Financial Action Task Force (FATF): Lebanon no longer under surveillance

22 February 2016

BEIRUT: In a move expected to relieve the market, the financial watchdog Financial Action Task Force announced that Lebanon has fully complied with all requirements to combat money-laundering and terrorism financing. The announcement was made by Central Bank Governor Riad Salameh Sunday following FATF plenary meeting held from Feb. 15-19 in Paris.

Salameh declared that this international standard-setting body against money laundering and terrorist financing has issued a final statement in which it asserts that Lebanon complies with all the legal and implementation requirements in terms of fighting money laundering, terrorist financing and weapons of mass destruction, and that it will not be submitted to any surveillance or follow-up.

According to Salameh the FATF statement, issued by its 199 member States, is a reassuring factor for Lebanon’s international banking and financial dealings, and for Lebanese banks’ customers, particularly the Lebanese diaspora, as it facilitates their incoming and outgoing transfers to and from Lebanon.

 “This positive development results from the adoption of the required laws by the Lebanese Parliament and government in October 2015, and from the circulars issued by the Central Bank. As such, Lebanon shall stay integrated in the financial globalization, which positively impacts the economic situation,” the statement said.

 It added that the Special Investigation Commission, as well as its secretary and his assistants, attend the FATF meetings and have good relations with the Egmont Group, and thus contribute to promote Lebanon’s willingness to respect and implement the highest standards that guarantee transparency within the financial sector. The statement said that FATF, which has adopted recommendations on combating money laundering, terrorist financing and the proliferation of weapons of mass destruction, has placed 22 jurisdictions under surveillance in October 2015. 

“However, following the plenary of February 2016, only 15 jurisdictions remain under surveillance, of which some [are] G-20 member-states. Accordingly, the FATF has lifted its surveillance off seven jurisdictions, including Lebanon,” it added.

FATF announcement is expected to relief the market and the banking sector in particular after it came under tremendous pressure from the United States government which has tightened its noose on the finances of Hezbollah, viewed by Washington as a terrorist organization. U.S. action has caused wide debate among politicians and financial experts who all agreed that Lebanon has no choice but to abide by the new measure although the banks have been prudent in freezing the account of any person or group blacklisted by the Americans and Europeans. However, some lawmakers and political parties have insisted that the salaries of Hezbollah MPs and ministers should not be frozen or rejected by the Lebanese banks.

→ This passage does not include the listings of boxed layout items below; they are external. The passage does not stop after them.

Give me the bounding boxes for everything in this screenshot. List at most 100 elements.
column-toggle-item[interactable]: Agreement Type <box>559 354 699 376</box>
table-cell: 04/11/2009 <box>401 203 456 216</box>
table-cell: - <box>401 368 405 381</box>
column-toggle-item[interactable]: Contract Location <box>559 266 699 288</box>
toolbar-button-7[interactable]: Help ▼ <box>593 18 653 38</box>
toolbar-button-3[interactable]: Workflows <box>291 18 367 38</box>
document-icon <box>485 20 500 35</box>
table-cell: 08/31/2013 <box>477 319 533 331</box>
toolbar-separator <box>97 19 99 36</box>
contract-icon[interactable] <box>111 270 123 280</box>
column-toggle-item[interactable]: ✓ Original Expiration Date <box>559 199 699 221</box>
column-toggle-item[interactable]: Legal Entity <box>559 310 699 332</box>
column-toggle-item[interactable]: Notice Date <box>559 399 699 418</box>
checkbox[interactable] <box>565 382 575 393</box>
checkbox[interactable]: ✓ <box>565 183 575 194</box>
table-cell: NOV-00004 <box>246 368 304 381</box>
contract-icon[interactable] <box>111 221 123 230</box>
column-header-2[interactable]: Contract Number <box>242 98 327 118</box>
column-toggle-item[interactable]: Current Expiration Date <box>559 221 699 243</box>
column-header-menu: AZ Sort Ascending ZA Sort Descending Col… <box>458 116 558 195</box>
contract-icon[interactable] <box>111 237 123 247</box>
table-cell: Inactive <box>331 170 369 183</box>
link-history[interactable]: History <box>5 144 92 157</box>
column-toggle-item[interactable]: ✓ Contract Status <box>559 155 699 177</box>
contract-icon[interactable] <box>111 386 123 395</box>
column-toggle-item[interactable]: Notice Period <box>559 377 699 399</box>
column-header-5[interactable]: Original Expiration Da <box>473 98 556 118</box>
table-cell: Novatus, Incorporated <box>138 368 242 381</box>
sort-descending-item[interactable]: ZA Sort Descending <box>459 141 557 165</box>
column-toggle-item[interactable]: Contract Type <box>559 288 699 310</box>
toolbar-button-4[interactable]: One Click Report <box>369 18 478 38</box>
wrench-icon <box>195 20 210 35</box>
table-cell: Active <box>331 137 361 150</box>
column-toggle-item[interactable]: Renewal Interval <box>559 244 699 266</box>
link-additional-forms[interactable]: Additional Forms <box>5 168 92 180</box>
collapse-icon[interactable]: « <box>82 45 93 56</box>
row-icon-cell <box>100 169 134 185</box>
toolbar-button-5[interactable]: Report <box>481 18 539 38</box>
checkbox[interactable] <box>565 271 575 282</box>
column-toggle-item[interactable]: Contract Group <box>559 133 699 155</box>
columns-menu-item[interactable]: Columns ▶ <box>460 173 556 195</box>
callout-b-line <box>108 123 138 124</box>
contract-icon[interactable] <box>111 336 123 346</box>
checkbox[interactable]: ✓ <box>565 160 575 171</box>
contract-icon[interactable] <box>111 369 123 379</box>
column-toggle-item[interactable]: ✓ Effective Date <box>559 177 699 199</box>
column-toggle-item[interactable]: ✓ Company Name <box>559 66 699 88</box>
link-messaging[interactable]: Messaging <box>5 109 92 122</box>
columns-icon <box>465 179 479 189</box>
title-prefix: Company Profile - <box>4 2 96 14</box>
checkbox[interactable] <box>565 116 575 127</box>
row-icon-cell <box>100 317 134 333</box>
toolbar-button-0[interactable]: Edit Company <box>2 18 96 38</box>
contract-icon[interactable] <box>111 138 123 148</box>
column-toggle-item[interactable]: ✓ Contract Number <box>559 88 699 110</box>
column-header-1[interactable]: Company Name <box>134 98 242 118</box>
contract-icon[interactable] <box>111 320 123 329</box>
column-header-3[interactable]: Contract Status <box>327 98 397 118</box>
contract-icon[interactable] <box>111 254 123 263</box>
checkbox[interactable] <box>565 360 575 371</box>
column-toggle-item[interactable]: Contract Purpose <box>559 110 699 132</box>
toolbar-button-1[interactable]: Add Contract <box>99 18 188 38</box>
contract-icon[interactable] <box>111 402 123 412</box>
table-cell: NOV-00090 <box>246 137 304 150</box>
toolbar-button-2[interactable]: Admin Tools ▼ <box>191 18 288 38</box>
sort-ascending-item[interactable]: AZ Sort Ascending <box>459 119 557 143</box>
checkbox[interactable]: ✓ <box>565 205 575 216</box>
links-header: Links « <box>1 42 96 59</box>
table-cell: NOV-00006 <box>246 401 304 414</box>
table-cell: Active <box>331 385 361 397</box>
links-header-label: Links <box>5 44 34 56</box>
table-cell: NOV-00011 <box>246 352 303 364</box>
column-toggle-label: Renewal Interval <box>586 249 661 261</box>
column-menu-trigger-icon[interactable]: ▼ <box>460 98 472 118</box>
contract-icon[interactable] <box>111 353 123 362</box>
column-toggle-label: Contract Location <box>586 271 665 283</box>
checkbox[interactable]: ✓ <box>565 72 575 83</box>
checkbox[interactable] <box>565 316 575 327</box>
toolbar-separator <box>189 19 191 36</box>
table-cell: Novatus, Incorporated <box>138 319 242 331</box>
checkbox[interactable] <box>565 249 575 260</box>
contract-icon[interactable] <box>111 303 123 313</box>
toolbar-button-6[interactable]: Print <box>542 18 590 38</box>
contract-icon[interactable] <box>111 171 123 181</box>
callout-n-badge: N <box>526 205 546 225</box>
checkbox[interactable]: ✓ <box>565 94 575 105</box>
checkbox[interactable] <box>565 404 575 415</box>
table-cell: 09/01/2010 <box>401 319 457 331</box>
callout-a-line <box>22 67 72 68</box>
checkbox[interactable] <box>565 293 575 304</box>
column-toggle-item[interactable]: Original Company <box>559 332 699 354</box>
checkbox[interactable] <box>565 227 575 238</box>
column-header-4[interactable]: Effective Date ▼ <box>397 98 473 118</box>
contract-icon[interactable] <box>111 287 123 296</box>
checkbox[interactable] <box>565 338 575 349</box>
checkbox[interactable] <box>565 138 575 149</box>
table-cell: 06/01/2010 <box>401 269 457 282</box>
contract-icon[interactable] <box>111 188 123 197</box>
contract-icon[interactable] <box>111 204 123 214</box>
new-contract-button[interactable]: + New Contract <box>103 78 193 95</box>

A high-ranking parliamentary delegation is expected to visit Washington soon in a bid to discuss the ramification of the U.S. move on Lebanon and its economy. Sources said that the MPs will try to find out if the U.S. measure also applies on the salaries of Hezbollah MPs and ministers. The President of Association of Banks in Lebanon Joseph Torbey assured during a news conference Thursday that banks are keen to comply with all international resolutions pertaining to the fight against money laundering and terrorism financing. He also repeated that there is no threat to Lebanon’s banking secrecy, noting that banking secrecy will only be lifted on illicit deposits and accounts of suspected people involved in money laundering and terrorism financing.